The report, conducted by government ‘entrepreneur in residence’ Lawrence Tomlinson, claimed that healthy firms were artificially ‘distressed’ in order to seize assets belonging to them and expose them to higher-interest loans.
Tomlinson’s allegations centre on the bank’s Global Restructuring Group (GRG) division, which handles ailing companies on RBS’ books.
By forcing businesses into default, it is claimed, RBS can make greater revenue by taking advantage of the extensive restructuring powers and higher fees of the GRG.
“I feel really sick sometimes.

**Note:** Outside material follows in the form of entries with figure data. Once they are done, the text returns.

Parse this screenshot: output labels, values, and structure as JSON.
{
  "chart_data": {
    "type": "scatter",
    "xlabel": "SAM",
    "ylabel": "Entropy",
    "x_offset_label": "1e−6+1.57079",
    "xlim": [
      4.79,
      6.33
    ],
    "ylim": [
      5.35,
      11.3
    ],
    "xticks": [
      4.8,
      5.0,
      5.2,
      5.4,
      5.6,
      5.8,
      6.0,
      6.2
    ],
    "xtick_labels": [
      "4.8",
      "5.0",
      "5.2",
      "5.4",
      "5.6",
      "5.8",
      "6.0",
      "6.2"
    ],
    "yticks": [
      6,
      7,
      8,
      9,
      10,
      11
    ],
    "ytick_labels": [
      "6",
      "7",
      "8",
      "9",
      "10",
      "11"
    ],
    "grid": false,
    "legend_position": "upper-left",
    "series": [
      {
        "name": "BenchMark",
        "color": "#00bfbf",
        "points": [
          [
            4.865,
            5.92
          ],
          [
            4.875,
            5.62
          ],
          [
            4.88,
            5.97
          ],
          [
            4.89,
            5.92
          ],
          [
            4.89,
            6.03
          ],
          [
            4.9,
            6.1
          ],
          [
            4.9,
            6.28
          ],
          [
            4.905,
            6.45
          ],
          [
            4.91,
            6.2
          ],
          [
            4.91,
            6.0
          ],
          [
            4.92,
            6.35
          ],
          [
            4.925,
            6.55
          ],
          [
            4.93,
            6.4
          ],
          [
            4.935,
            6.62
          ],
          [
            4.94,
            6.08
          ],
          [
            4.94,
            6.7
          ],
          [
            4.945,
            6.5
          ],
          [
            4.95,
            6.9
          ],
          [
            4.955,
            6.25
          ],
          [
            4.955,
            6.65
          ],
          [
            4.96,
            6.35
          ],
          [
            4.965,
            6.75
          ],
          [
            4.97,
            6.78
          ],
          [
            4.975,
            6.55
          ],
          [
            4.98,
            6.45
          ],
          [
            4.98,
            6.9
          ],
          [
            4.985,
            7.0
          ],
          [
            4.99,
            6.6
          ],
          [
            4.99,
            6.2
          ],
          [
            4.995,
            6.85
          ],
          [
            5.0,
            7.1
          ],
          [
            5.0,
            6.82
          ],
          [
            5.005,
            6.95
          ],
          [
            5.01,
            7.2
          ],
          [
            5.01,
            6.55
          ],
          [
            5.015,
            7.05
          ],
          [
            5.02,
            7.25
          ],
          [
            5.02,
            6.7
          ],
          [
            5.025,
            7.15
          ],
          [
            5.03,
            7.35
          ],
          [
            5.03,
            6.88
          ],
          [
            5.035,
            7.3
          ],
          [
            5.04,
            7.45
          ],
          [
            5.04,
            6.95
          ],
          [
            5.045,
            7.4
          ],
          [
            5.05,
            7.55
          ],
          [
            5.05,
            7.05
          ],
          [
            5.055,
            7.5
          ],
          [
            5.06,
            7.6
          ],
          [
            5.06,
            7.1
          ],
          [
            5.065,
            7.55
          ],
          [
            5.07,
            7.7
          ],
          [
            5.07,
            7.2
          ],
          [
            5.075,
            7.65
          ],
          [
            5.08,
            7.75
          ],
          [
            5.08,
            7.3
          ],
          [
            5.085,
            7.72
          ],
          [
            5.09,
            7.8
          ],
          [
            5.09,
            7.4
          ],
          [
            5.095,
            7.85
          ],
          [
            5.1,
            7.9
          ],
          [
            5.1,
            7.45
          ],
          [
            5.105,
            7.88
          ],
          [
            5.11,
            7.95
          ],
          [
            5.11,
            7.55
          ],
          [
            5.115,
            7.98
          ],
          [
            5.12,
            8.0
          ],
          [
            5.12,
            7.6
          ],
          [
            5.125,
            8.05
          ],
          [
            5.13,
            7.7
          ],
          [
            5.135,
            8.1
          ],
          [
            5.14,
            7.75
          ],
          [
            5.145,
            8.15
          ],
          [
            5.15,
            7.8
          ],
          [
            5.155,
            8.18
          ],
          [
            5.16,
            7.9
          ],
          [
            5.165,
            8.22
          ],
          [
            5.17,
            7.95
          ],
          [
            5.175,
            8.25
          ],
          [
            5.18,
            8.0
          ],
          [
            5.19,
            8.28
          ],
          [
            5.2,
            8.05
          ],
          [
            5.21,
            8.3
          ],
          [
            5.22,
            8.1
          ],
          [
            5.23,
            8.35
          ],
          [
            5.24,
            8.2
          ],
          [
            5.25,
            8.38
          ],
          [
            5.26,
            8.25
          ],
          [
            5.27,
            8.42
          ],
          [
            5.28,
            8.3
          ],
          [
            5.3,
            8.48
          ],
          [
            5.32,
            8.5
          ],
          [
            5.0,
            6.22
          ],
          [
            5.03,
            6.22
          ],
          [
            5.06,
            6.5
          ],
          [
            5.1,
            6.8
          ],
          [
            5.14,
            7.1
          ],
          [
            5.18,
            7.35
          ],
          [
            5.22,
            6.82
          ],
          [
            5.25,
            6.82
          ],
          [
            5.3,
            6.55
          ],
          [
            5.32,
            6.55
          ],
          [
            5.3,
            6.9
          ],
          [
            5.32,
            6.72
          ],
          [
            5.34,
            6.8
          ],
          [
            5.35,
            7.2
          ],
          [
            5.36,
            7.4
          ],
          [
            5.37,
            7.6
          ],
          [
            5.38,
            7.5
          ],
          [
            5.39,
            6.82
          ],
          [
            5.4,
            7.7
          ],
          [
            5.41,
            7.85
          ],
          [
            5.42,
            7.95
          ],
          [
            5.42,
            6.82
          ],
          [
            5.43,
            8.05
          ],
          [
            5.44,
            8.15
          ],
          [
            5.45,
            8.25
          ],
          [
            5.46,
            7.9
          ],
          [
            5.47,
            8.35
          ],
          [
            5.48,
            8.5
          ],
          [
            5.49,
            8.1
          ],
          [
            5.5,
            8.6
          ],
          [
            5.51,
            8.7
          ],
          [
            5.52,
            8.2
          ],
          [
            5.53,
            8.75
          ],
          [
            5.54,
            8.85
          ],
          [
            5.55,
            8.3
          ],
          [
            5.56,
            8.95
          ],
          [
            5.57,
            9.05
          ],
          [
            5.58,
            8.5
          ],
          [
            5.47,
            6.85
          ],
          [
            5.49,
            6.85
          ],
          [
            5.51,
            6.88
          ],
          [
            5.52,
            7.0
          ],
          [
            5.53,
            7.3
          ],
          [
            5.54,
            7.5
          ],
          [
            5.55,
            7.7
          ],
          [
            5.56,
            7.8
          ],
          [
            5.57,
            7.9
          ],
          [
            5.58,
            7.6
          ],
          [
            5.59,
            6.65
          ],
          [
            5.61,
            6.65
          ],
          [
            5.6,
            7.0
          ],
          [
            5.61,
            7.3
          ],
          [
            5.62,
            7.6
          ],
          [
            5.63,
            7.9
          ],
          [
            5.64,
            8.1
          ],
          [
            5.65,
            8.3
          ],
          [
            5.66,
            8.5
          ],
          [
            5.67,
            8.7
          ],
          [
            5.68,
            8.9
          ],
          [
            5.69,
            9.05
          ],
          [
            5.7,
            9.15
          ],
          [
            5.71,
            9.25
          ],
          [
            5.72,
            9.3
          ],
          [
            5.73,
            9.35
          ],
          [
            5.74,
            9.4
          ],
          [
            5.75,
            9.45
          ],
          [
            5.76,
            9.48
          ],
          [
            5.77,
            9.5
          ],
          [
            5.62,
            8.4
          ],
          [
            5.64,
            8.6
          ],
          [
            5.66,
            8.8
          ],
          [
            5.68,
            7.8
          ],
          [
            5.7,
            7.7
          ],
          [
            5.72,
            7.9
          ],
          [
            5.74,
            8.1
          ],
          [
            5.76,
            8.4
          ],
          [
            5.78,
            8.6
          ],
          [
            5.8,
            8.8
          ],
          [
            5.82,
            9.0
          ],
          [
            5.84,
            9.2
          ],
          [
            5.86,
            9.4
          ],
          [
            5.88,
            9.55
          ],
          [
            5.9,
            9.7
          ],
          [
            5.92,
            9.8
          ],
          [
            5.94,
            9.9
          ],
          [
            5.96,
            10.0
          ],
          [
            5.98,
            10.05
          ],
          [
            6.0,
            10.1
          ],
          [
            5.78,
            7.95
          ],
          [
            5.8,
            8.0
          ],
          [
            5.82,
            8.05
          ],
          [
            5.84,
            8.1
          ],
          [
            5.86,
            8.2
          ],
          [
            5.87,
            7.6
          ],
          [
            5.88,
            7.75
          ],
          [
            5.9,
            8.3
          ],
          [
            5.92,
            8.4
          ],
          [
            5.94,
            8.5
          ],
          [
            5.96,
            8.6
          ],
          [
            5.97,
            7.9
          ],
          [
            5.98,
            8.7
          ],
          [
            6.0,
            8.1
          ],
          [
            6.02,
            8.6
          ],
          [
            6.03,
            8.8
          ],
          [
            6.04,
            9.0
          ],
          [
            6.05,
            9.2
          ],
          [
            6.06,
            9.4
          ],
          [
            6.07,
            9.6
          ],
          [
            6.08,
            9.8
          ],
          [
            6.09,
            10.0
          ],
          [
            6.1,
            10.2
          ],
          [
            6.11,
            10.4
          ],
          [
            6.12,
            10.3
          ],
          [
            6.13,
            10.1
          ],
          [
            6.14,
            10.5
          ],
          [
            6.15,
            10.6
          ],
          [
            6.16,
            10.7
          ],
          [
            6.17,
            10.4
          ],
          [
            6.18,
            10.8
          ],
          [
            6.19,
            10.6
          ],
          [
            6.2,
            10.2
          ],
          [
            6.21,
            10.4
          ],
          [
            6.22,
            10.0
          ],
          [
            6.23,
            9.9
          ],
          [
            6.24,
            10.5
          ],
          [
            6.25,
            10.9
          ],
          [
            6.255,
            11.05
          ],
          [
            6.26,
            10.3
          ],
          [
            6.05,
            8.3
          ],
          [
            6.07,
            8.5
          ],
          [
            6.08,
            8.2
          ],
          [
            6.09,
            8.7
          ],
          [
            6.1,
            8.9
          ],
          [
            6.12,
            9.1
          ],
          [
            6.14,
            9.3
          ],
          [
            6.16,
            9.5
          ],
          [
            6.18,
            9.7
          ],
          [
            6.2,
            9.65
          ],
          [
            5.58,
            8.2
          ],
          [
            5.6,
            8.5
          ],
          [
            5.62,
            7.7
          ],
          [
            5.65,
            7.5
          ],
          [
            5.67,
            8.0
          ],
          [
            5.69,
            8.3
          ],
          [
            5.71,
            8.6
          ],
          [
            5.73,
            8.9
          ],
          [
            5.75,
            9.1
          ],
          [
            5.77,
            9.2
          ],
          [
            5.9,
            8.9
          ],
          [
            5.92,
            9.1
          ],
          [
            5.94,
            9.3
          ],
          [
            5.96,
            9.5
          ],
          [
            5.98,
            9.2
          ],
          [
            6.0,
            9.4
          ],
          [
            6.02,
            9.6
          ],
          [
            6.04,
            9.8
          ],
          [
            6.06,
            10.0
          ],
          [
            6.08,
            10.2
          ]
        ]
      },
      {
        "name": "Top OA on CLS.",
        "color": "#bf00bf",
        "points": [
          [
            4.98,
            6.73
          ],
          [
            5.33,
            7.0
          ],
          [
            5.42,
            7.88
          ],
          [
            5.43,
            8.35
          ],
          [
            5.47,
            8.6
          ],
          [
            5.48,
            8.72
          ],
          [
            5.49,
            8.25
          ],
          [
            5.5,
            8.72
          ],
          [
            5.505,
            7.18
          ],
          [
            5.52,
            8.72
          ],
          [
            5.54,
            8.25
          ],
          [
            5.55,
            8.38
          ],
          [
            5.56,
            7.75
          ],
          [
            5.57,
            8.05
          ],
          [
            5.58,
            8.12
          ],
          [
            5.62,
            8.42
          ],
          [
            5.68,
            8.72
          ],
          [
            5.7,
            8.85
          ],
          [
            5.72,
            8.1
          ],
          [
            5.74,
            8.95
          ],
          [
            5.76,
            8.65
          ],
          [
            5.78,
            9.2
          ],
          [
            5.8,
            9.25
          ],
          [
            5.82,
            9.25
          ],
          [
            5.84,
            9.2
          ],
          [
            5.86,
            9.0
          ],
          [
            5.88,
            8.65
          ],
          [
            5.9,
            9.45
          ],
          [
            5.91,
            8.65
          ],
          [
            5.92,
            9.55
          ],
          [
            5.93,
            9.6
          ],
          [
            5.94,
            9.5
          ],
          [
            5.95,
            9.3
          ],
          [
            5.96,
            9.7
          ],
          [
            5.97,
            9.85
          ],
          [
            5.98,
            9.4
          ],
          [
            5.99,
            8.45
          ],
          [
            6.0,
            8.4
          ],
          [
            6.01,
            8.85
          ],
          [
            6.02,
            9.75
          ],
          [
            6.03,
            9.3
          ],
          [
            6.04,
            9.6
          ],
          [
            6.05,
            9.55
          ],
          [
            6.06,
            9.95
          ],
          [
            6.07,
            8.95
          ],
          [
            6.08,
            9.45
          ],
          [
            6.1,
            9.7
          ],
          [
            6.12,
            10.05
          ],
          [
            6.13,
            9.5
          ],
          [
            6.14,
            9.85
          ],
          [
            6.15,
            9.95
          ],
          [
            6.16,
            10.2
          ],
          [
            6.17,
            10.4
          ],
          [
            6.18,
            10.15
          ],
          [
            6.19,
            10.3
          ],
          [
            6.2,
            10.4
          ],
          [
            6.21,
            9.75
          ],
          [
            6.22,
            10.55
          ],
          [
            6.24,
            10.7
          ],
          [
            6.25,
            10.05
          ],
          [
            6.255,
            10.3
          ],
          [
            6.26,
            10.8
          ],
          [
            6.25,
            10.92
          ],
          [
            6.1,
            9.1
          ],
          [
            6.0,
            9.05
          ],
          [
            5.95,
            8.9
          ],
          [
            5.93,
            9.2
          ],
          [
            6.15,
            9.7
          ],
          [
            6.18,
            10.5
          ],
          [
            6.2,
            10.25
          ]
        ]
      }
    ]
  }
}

It is really disturbing,” Tomlinson told the BBC yesterday. “It is ruining people’s businesses for sure, and in some cases having a huge impact on their personal lives too.”
Tomlinson acted independently of the government in conducting the report and did not set out to look exclusively at RBS, but claimed that the bank soon became the focus after talking to small business owners about their experience.
Vince Cable has referred the report to City regulators the Financial Conduct Authority and the Prudential Regulation Authority and called for an immediate response to allegations against the bank, which is 81% owned by the taxpayer.
Cable said: “Some of these allegations are very serious and I am waiting for an urgent response as to what actions have been taken.
“I am however confident that the new management of RBS is aware of this history and is determined to turn RBS into a bank that will support the growth of small and medium sized businesses.”
In a statement released yesterday, RBS defended its practices, saying its treatment of small businesses was justified in the light of avoiding bad debt.
The bank said: “In the boom years leading up to the financial crisis, the over-heated property development market became a major threat to the UK economy.
“RBS did more than its fair share to fuel this and commercial property lending was one of the key drivers of our near collapse as valuations rapidly plummeted.
“Facing up to these mistakes has been a difficult, but essential part of making RBS a safe and strong bank once again.”
RBS chairman Sir Philip Hampton sounded a more conciliatory note in an interview with the BBC yesterday, acknowledging that the bank may have ‘got it wrong’ by being ‘too heavy’ with some of its firms.
City law firm Clifford Chance has been tasked with investigating the allegations into RBS, as well as banking culture in general.
Its report is due on the 31st of January and Sir Philip said RBS would co-operate with investigations.